With the possible exception of Enman-McDaniel (who still draws you in with her intensity) every woman loves the spotlight. Despite this they never seem to be competing for your attention. Instead, like a well-mixed song, their performance lets your focus shift back and forth and take it all in. They seem genuinely happy to share the stage with each other.
And that’s just how they perform, because as a band they are musically powerful and precise. A typical Beaches song relies heavily on precision timing, and these women have it. Despite all the brilliant stage moves, they never miss their cue. Earl was particularly impressive. In addition to keyboards, she plays guitar often taking complicated lead licks. At one point she was playing the keyboards with one hand and the guitar with the other.

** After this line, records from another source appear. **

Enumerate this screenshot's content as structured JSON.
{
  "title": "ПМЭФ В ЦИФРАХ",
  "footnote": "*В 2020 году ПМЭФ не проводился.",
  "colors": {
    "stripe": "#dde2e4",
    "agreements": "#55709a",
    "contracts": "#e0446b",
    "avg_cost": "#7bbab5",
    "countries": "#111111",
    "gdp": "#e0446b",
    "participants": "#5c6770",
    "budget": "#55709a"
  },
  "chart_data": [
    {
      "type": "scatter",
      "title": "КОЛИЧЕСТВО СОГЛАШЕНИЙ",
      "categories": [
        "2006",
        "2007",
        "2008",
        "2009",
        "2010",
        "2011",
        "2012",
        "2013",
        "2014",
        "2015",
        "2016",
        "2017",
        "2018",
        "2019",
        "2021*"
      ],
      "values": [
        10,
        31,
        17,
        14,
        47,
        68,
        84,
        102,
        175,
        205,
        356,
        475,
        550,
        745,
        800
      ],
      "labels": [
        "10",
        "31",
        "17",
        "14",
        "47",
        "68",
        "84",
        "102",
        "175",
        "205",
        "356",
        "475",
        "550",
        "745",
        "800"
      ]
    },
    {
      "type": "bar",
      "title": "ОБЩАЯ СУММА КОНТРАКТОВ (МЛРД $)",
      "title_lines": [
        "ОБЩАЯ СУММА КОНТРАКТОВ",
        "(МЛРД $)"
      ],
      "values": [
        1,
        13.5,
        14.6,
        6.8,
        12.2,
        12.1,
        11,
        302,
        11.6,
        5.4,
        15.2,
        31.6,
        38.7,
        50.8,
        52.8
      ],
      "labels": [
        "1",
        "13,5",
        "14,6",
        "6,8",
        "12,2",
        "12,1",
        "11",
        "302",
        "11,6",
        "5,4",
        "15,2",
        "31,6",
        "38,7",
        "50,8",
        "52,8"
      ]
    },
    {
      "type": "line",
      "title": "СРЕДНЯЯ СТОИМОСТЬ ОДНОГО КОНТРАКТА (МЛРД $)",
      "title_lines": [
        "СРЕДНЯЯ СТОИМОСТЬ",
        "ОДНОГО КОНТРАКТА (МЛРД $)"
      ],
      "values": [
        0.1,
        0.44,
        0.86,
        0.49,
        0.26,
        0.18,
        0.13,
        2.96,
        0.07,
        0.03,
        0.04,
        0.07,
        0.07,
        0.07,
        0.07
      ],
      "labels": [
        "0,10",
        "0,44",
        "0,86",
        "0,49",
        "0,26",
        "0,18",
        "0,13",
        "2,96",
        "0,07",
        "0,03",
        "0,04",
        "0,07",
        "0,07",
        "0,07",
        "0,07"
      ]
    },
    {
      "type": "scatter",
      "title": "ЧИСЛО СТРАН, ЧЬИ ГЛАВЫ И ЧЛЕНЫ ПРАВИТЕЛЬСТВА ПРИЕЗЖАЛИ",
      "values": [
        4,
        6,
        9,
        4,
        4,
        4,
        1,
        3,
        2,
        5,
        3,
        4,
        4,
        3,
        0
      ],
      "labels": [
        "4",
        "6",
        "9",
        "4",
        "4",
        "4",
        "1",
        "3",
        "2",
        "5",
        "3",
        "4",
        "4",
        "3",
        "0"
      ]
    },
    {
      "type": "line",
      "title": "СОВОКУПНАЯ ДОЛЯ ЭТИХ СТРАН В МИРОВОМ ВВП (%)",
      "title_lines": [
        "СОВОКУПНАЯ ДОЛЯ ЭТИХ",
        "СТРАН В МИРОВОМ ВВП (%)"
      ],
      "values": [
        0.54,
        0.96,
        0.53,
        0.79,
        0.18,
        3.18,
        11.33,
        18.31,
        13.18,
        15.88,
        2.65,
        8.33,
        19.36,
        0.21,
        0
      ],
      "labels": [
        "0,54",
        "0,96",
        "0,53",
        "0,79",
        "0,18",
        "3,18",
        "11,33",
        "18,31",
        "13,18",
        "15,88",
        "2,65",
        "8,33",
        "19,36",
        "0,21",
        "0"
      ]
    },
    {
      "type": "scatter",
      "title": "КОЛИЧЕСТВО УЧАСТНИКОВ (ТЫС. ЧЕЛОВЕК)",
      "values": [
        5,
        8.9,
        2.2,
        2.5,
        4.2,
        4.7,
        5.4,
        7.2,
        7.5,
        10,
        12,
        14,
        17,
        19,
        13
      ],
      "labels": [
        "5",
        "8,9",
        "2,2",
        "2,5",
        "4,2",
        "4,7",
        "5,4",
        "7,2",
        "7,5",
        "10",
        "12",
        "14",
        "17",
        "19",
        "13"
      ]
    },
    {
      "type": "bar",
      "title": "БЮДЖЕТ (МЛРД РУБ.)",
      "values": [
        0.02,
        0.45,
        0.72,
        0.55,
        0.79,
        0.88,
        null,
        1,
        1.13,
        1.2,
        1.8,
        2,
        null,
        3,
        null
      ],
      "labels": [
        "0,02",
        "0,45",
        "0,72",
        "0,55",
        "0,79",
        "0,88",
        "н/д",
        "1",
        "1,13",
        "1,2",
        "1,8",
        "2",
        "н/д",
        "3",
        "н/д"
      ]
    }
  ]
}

If there was one negative it was that the mix – for the most part excellent – was a little low on both Earl’s keyboard and her mic. She was doing some pretty cool effects and I wanted to hear them a bit better, but by keeping the organ back in the mix they established a much more powerful rock vibe, which I think was the idea.
The Beaches have a confidence in themselves and each other that is undeniable and it is with good reason. These are four very talented women with personality to spare armed with an album full of potential hits.
The crowd on the floor – mostly twenty-somethings – were fully into the show as well, many singing along or filling in hand claps from the album at exactly the right moment. Overall this was one of the best rock shows I’ve ever been to, and I’ve been to a few.
Victorians lucky enough to be at the show should savor the experience because this is a band on the rise that might not be back for a while. They’re off to be stars.